L'an prochain, la 30e édition sera placée sous le signe de la saison culturelle européenne.
La 29e édition des Transmusicales de Rennes s'est achevée dimanche matin sur un bilan plutôt positif. En trois jours, le festival a en effet attiré 23.000 spectateurs payants, soit à peine moins que l'an passé (23.500). "Je suis ravie car le contexte actuel ne laissait pas présager que la billetterie serait à ce niveau-là", a commenté samedi soir la codirectrice, Béatrice Macé, alors que plusieurs festivals ont vu leur fréquentation baisser cette année. "On est les seuls à faire venir autant de gens avec des groupes que personne ne connaît", s'est félicité pour sa part Jean-Louis Brossard, l'autre codirecteur, passionné de musique et chargé de la programmation.
Une affluence satisfaisante, d'autant qu'aucune grosse tête d'affiche n'était au programme cette année. Parmi les meilleurs moments, on retiendra la création présentée quatre soirs de suite par le groupe de folk anglais Tunng, sa compatriote harpiste Serafina Steer et le rappeur canadien Buck 65. Il s'agit là de la grande réussite de l'édition 2007 du festival.
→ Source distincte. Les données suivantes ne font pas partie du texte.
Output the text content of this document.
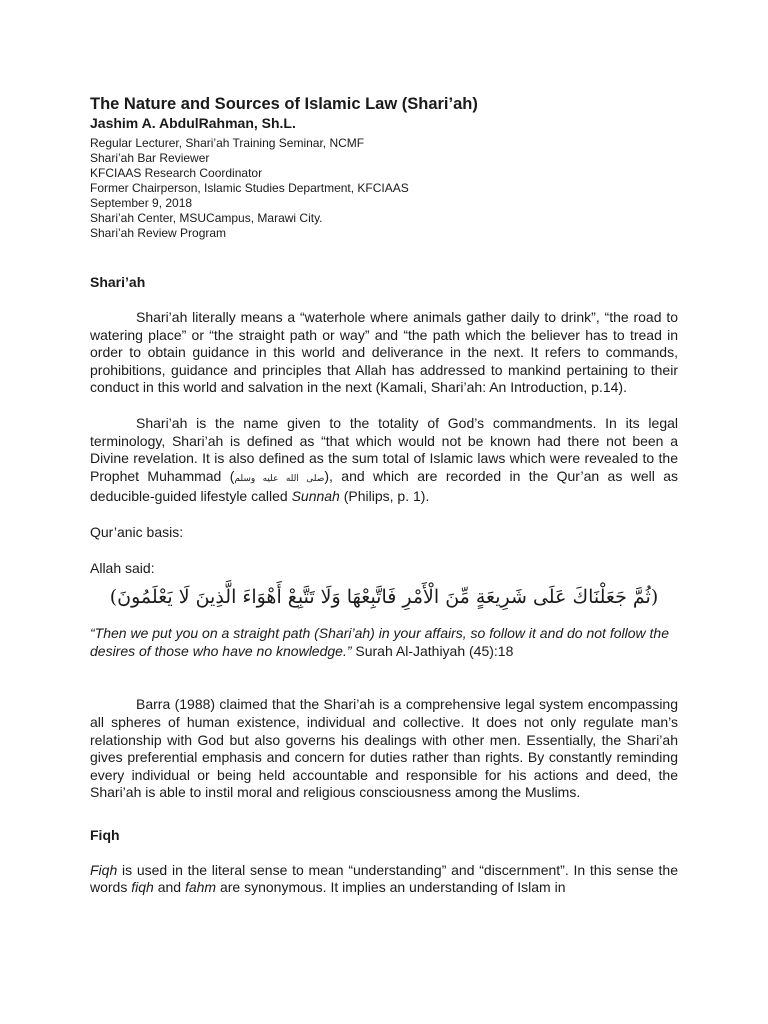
The Nature and Sources of Islamic Law (Shari’ah)

Jashim A. AbdulRahman, Sh.L.

Regular Lecturer, Shari’ah Training Seminar, NCMF

Shari’ah Bar Reviewer

KFCIAAS Research Coordinator

Former Chairperson, Islamic Studies Department, KFCIAAS

September 9, 2018

Shari’ah Center, MSUCampus, Marawi City.

Shari’ah Review Program

Shari’ah

Shari’ah literally means a “waterhole where animals gather daily to drink”, “the road to watering place” or “the straight path or way” and “the path which the believer has to tread in order to obtain guidance in this world and deliverance in the next. It refers to commands, prohibitions, guidance and principles that Allah has addressed to mankind pertaining to their conduct in this world and salvation in the next (Kamali, Shari’ah: An Introduction, p.14).

Shari’ah is the name given to the totality of God’s commandments. In its legal terminology, Shari’ah is defined as “that which would not be known had there not been a Divine revelation. It is also defined as the sum total of Islamic laws which were revealed to the Prophet Muhammad (صلى الله عليه وسلم), and which are recorded in the Qur’an as well as deducible-guided lifestyle called Sunnah (Philips, p. 1).

Qur’anic basis:

Allah said:

(ثُمَّ جَعَلْنَاكَ عَلَى شَرِيعَةٍ مِّنَ الْأَمْرِ فَاتَّبِعْهَا وَلَا تَتَّبِعْ أَهْوَاءَ الَّذِينَ لَا يَعْلَمُونَ)

“Then we put you on a straight path (Shari’ah) in your affairs, so follow it and do not follow the desires of those who have no knowledge.” Surah Al-Jathiyah (45):18

Barra (1988) claimed that the Shari’ah is a comprehensive legal system encompassing all spheres of human existence, individual and collective. It does not only regulate man’s relationship with God but also governs his dealings with other men. Essentially, the Shari’ah gives preferential emphasis and concern for duties rather than rights. By constantly reminding every individual or being held accountable and responsible for his actions and deed, the Shari’ah is able to instil moral and religious consciousness among the Muslims.

Fiqh

Fiqh is used in the literal sense to mean “understanding” and “discernment”. In this sense the words fiqh and fahm are synonymous. It implies an understanding of Islam in
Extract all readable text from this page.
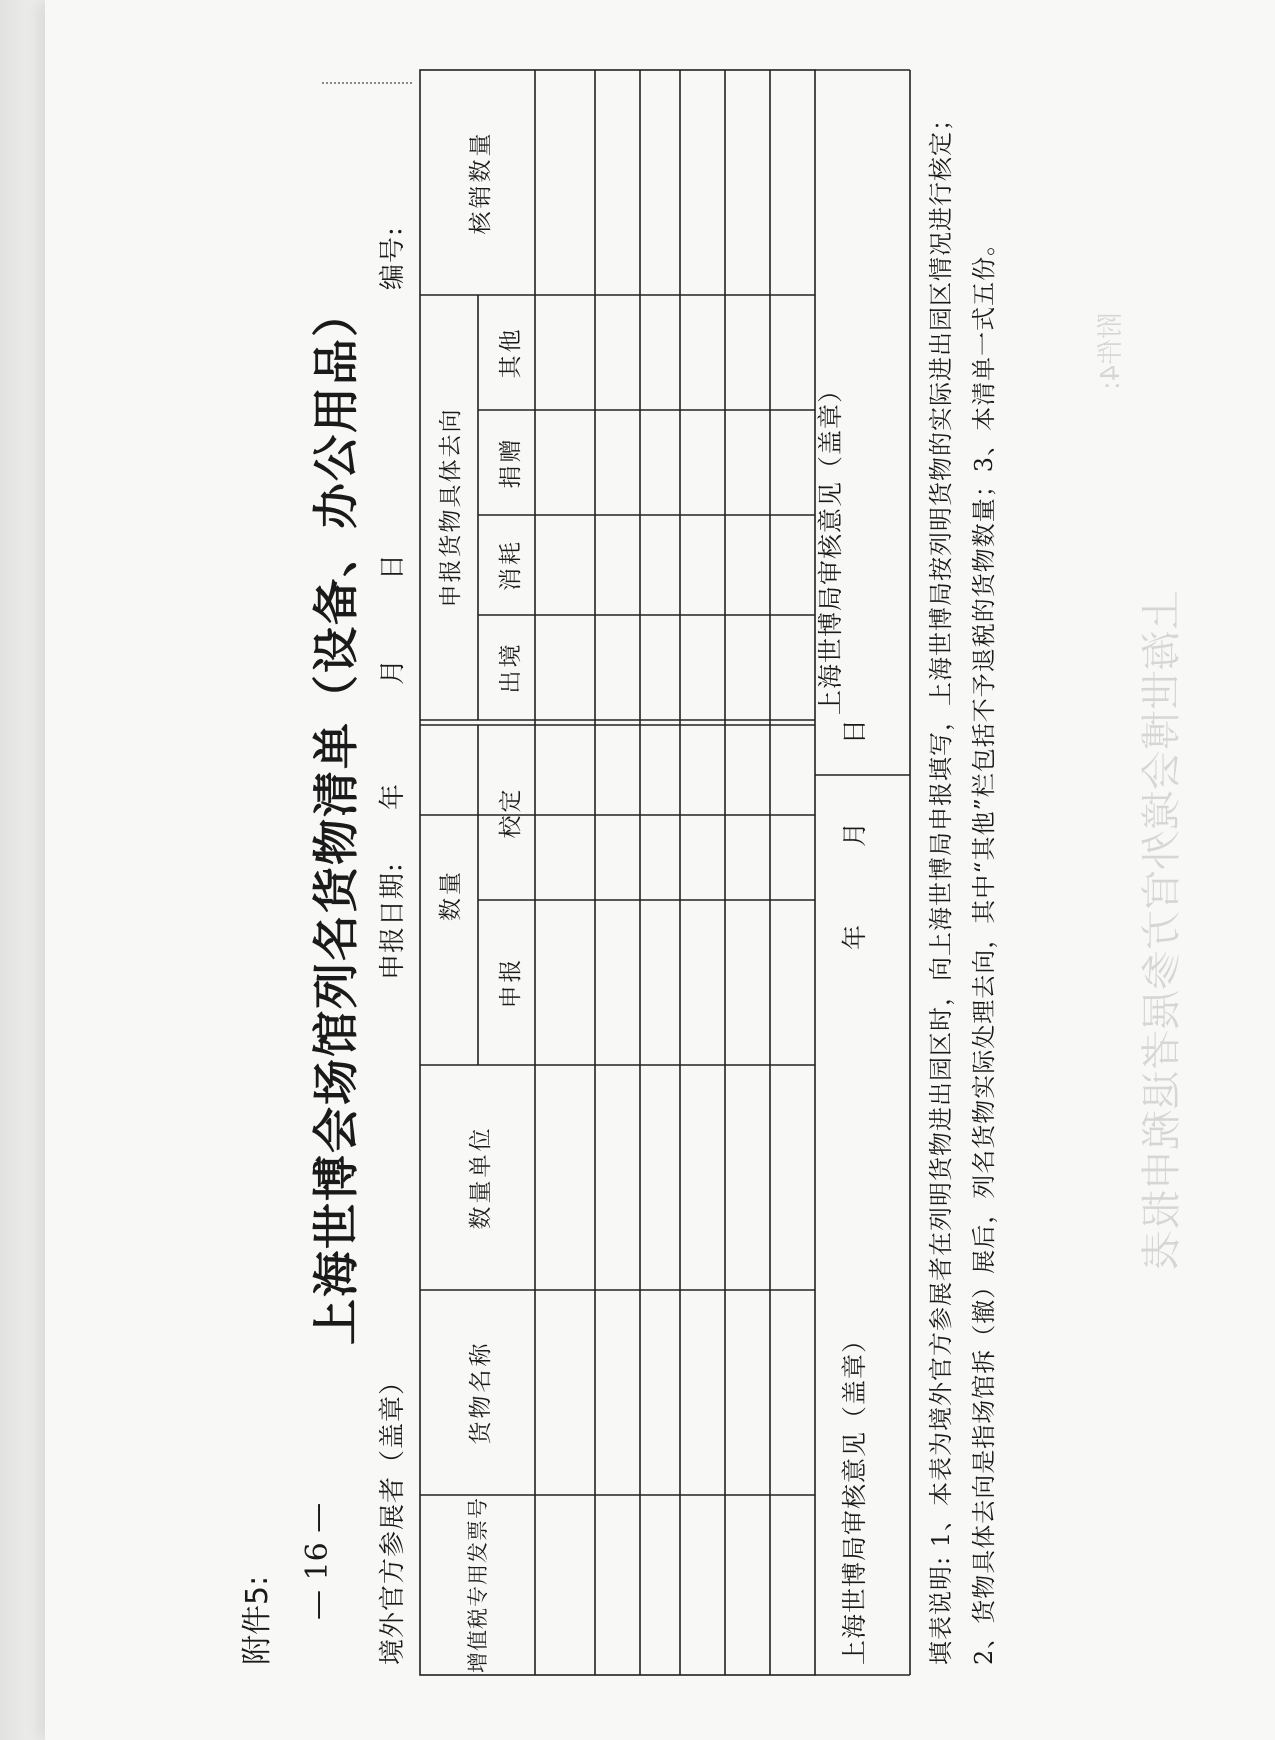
上海世博会境外官方参展者退税申报表
附件4:
附件5:
上海世博会场馆列名货物清单（设备、办公用品）
境外官方参展者（盖章）
申报日期:
年
月
日
编号:
增值税专用发票号
货物名称
数量单位
数量
申报
校定
申报货物具体去向
出境
消耗
捐赠
其他
核销数量
上海世博局审核意见（盖章）
年 月 日
上海世博局审核意见（盖章）	填表说明: 1、本表为境外官方参展者在列明货物进出园区时，向上海世博局申报填写，上海世博局按列明货物的实际进出园区情况进行核定；2、货物具体去向是指场馆拆（撤）展后，列名货物实际处理去向，其中“其他”栏包括不予退税的货物数量；3、本清单一式五份。
— 16 —
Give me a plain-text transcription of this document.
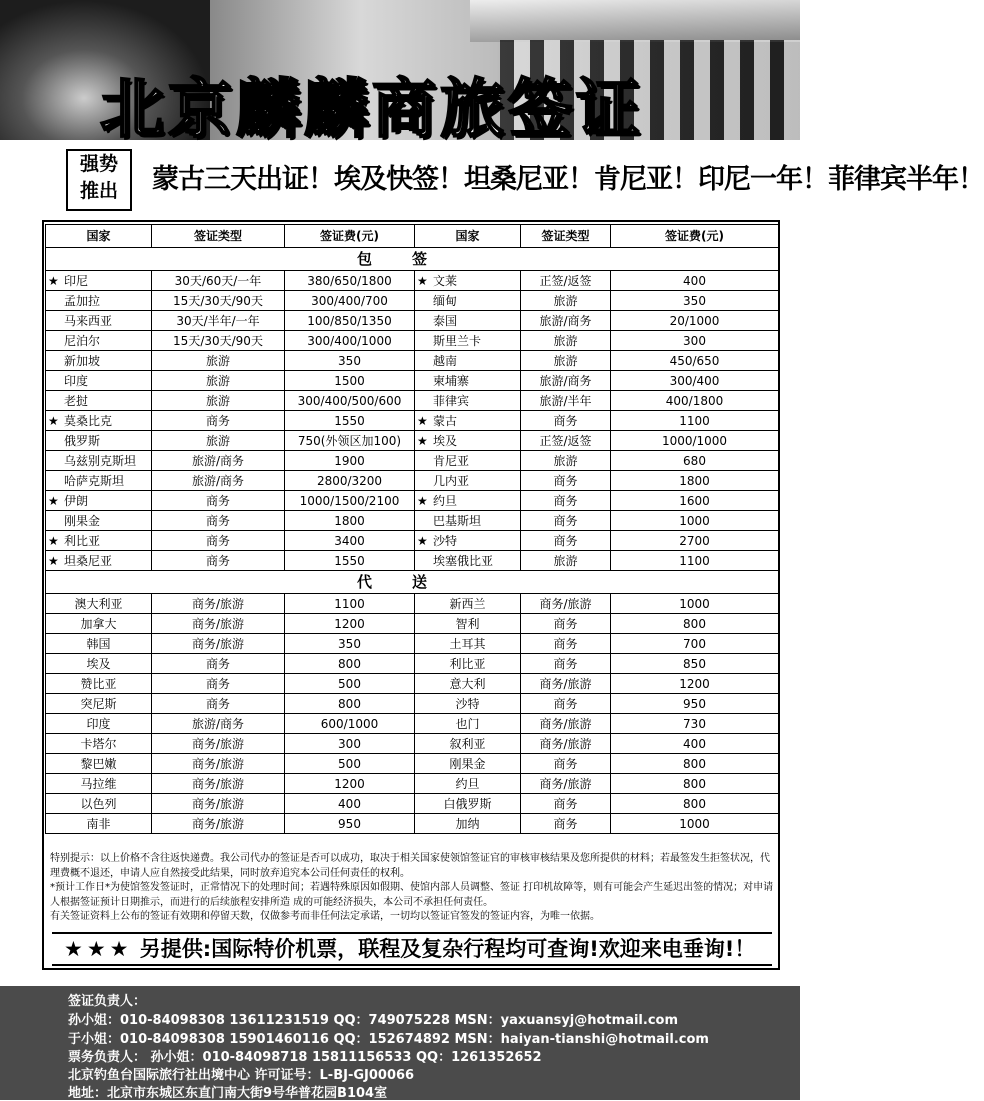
北京麟麟商旅签证
强势
推出	蒙古三天出证！埃及快签！坦桑尼亚！肯尼亚！印尼一年！菲律宾半年！
国家	签证类型	签证费(元)	国家	签证类型	签证费(元)
包签					
★ 印尼	30天/60天/一年	380/650/1800	★ 文莱	正签/返签	400
孟加拉	15天/30天/90天	300/400/700	缅甸	旅游	350
马来西亚	30天/半年/一年	100/850/1350	泰国	旅游/商务	20/1000
尼泊尔	15天/30天/90天	300/400/1000	斯里兰卡	旅游	300
新加坡	旅游	350	越南	旅游	450/650
印度	旅游	1500	柬埔寨	旅游/商务	300/400
老挝	旅游	300/400/500/600	菲律宾	旅游/半年	400/1800
★ 莫桑比克	商务	1550	★ 蒙古	商务	1100
俄罗斯	旅游	750(外领区加100)	★ 埃及	正签/返签	1000/1000
乌兹别克斯坦	旅游/商务	1900	肯尼亚	旅游	680
哈萨克斯坦	旅游/商务	2800/3200	几内亚	商务	1800
★ 伊朗	商务	1000/1500/2100	★ 约旦	商务	1600
刚果金	商务	1800	巴基斯坦	商务	1000
★ 利比亚	商务	3400	★ 沙特	商务	2700
★ 坦桑尼亚	商务	1550	埃塞俄比亚	旅游	1100
代送					
澳大利亚	商务/旅游	1100	新西兰	商务/旅游	1000
加拿大	商务/旅游	1200	智利	商务	800
韩国	商务/旅游	350	土耳其	商务	700
埃及	商务	800	利比亚	商务	850
赞比亚	商务	500	意大利	商务/旅游	1200
突尼斯	商务	800	沙特	商务	950
印度	旅游/商务	600/1000	也门	商务/旅游	730
卡塔尔	商务/旅游	300	叙利亚	商务/旅游	400
黎巴嫩	商务/旅游	500	刚果金	商务	800
马拉维	商务/旅游	1200	约旦	商务/旅游	800
以色列	商务/旅游	400	白俄罗斯	商务	800
南非	商务/旅游	950	加纳	商务	1000

特别提示：以上价格不含往返快递费。我公司代办的签证是否可以成功，取决于相关国家使领馆签证官的审核审核结果及您所提供的材料；若最签发生拒签状况，代理费概不退还，申请人应自然接受此结果，同时放弃追究本公司任何责任的权利。

*预计工作日*为使馆签发签证时，正常情况下的处理时间；若遇特殊原因如假期、使馆内部人员调整、签证 打印机故障等，则有可能会产生延迟出签的情况；对申请人根据签证预计日期推示，而进行的后续旅程安排所造 成的可能经济损失，本公司不承担任何责任。

有关签证资料上公布的签证有效期和停留天数，仅做参考而非任何法定承诺，一切均以签证官签发的签证内容，为唯一依据。

★★★ 另提供:国际特价机票，联程及复杂行程均可查询!欢迎来电垂询!！
签证负责人：
孙小姐：010-84098308 13611231519 QQ：749075228 MSN：yaxuansyj@hotmail.com
于小姐：010-84098308 15901460116 QQ：152674892 MSN：haiyan-tianshi@hotmail.com
票务负责人： 孙小姐：010-84098718 15811156533 QQ：1261352652
北京钓鱼台国际旅行社出境中心 许可证号：L-BJ-GJ00066
地址：北京市东城区东直门南大街9号华普花园B104室
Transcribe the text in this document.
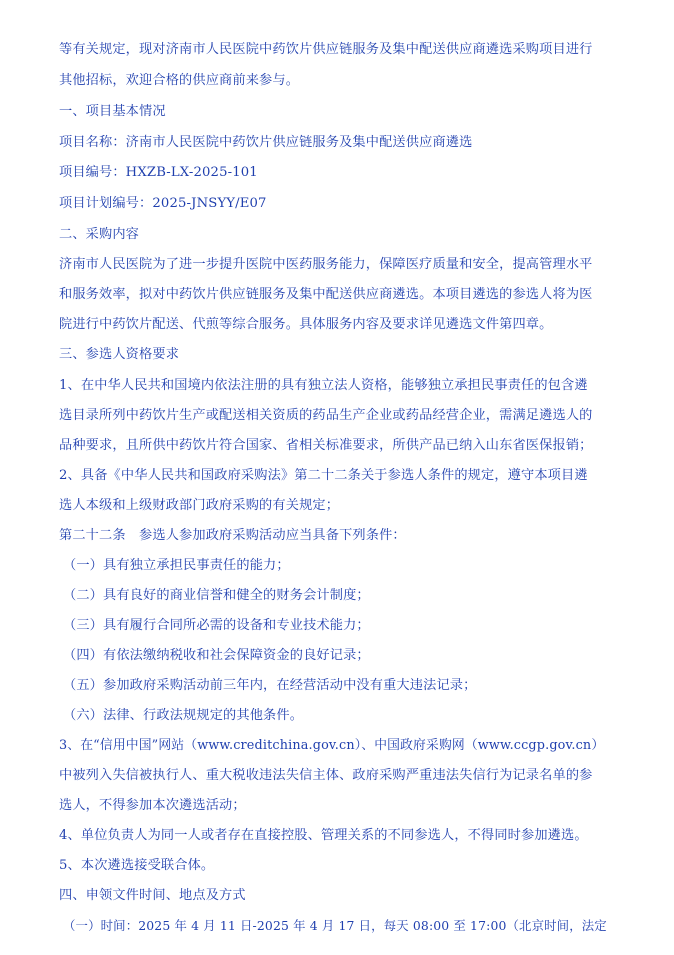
等有关规定，现对济南市人民医院中药饮片供应链服务及集中配送供应商遴选采购项目进行
其他招标，欢迎合格的供应商前来参与。
一、项目基本情况
项目名称：济南市人民医院中药饮片供应链服务及集中配送供应商遴选
项目编号：HXZB-LX-2025-101
项目计划编号：2025-JNSYY/E07
二、采购内容
济南市人民医院为了进一步提升医院中医药服务能力，保障医疗质量和安全，提高管理水平
和服务效率，拟对中药饮片供应链服务及集中配送供应商遴选。本项目遴选的参选人将为医
院进行中药饮片配送、代煎等综合服务。具体服务内容及要求详见遴选文件第四章。
三、参选人资格要求
1、在中华人民共和国境内依法注册的具有独立法人资格，能够独立承担民事责任的包含遴
选目录所列中药饮片生产或配送相关资质的药品生产企业或药品经营企业，需满足遴选人的
品种要求，且所供中药饮片符合国家、省相关标准要求，所供产品已纳入山东省医保报销；
2、具备《中华人民共和国政府采购法》第二十二条关于参选人条件的规定，遵守本项目遴
选人本级和上级财政部门政府采购的有关规定；
第二十二条　参选人参加政府采购活动应当具备下列条件：
（一）具有独立承担民事责任的能力；
（二）具有良好的商业信誉和健全的财务会计制度；
（三）具有履行合同所必需的设备和专业技术能力；
（四）有依法缴纳税收和社会保障资金的良好记录；
（五）参加政府采购活动前三年内，在经营活动中没有重大违法记录；
（六）法律、行政法规规定的其他条件。
3、在“信用中国”网站（www.creditchina.gov.cn）、中国政府采购网（www.ccgp.gov.cn）
中被列入失信被执行人、重大税收违法失信主体、政府采购严重违法失信行为记录名单的参
选人，不得参加本次遴选活动；
4、单位负责人为同一人或者存在直接控股、管理关系的不同参选人，不得同时参加遴选。
5、本次遴选接受联合体。
四、申领文件时间、地点及方式
（一）时间：2025 年 4 月 11 日-2025 年 4 月 17 日，每天 08:00 至 17:00（北京时间，法定
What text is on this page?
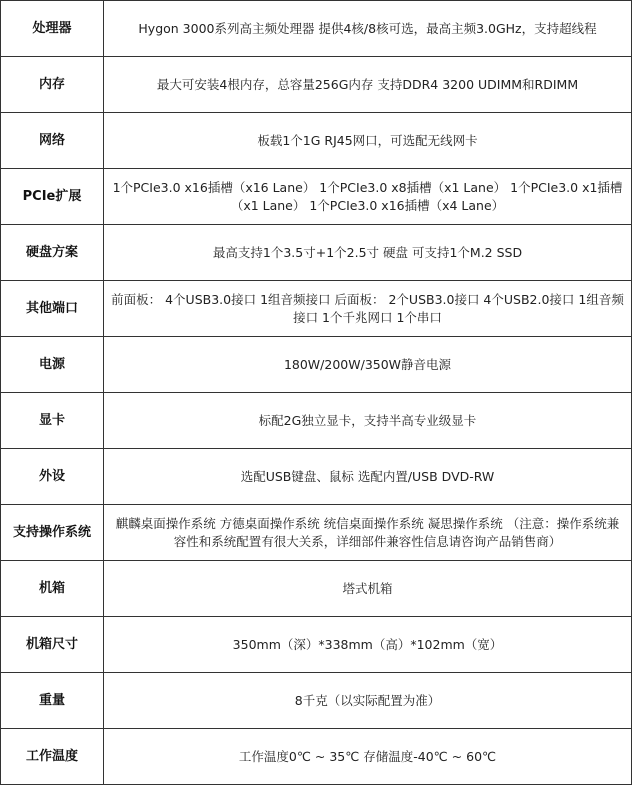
处理器	Hygon 3000系列高主频处理器 提供4核/8核可选，最高主频3.0GHz，支持超线程
内存	最大可安装4根内存，总容量256G内存 支持DDR4 3200 UDIMM和RDIMM
网络	板载1个1G RJ45网口，可选配无线网卡
PCIe扩展	1个PCIe3.0 x16插槽（x16 Lane） 1个PCIe3.0 x8插槽（x1 Lane） 1个PCIe3.0 x1插槽（x1 Lane） 1个PCIe3.0 x16插槽（x4 Lane）
硬盘方案	最高支持1个3.5寸+1个2.5寸 硬盘 可支持1个M.2 SSD
其他端口	前面板： 4个USB3.0接口 1组音频接口 后面板： 2个USB3.0接口 4个USB2.0接口 1组音频接口 1个千兆网口 1个串口
电源	180W/200W/350W静音电源
显卡	标配2G独立显卡，支持半高专业级显卡
外设	选配USB键盘、鼠标 选配内置/USB DVD-RW
支持操作系统	麒麟桌面操作系统 方德桌面操作系统 统信桌面操作系统 凝思操作系统 （注意：操作系统兼容性和系统配置有很大关系，详细部件兼容性信息请咨询产品销售商）
机箱	塔式机箱
机箱尺寸	350mm（深）*338mm（高）*102mm（宽）
重量	8千克（以实际配置为准）
工作温度	工作温度0℃ ~ 35℃ 存储温度-40℃ ~ 60℃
Autre moment phare, le concert du groupe funk louisianais Galactic, accompagné par trois pointures du rap américain, Lyrics Born, Chali 2na et Boots Riley. Excellente surprise également avec la prestation étonnante du duo mexicain Rodrigo y Gabriela, qui a réussi le petit exploit de captiver le public de la plus grande des salles de concert rien qu'avec deux guitares sèches qu'ils ont maniées en virtuoses.
Le teknival organisé en marge du festival restera lui marqué par la mort d'un homme de 29 ans, retrouvé inanimé dans sa voiture. L'an prochain, les Transmusicales fêteront leur 30e anniversaire. Une édition qui sera placée sous le signe de la saison culturelle européenne.
(D'après agence)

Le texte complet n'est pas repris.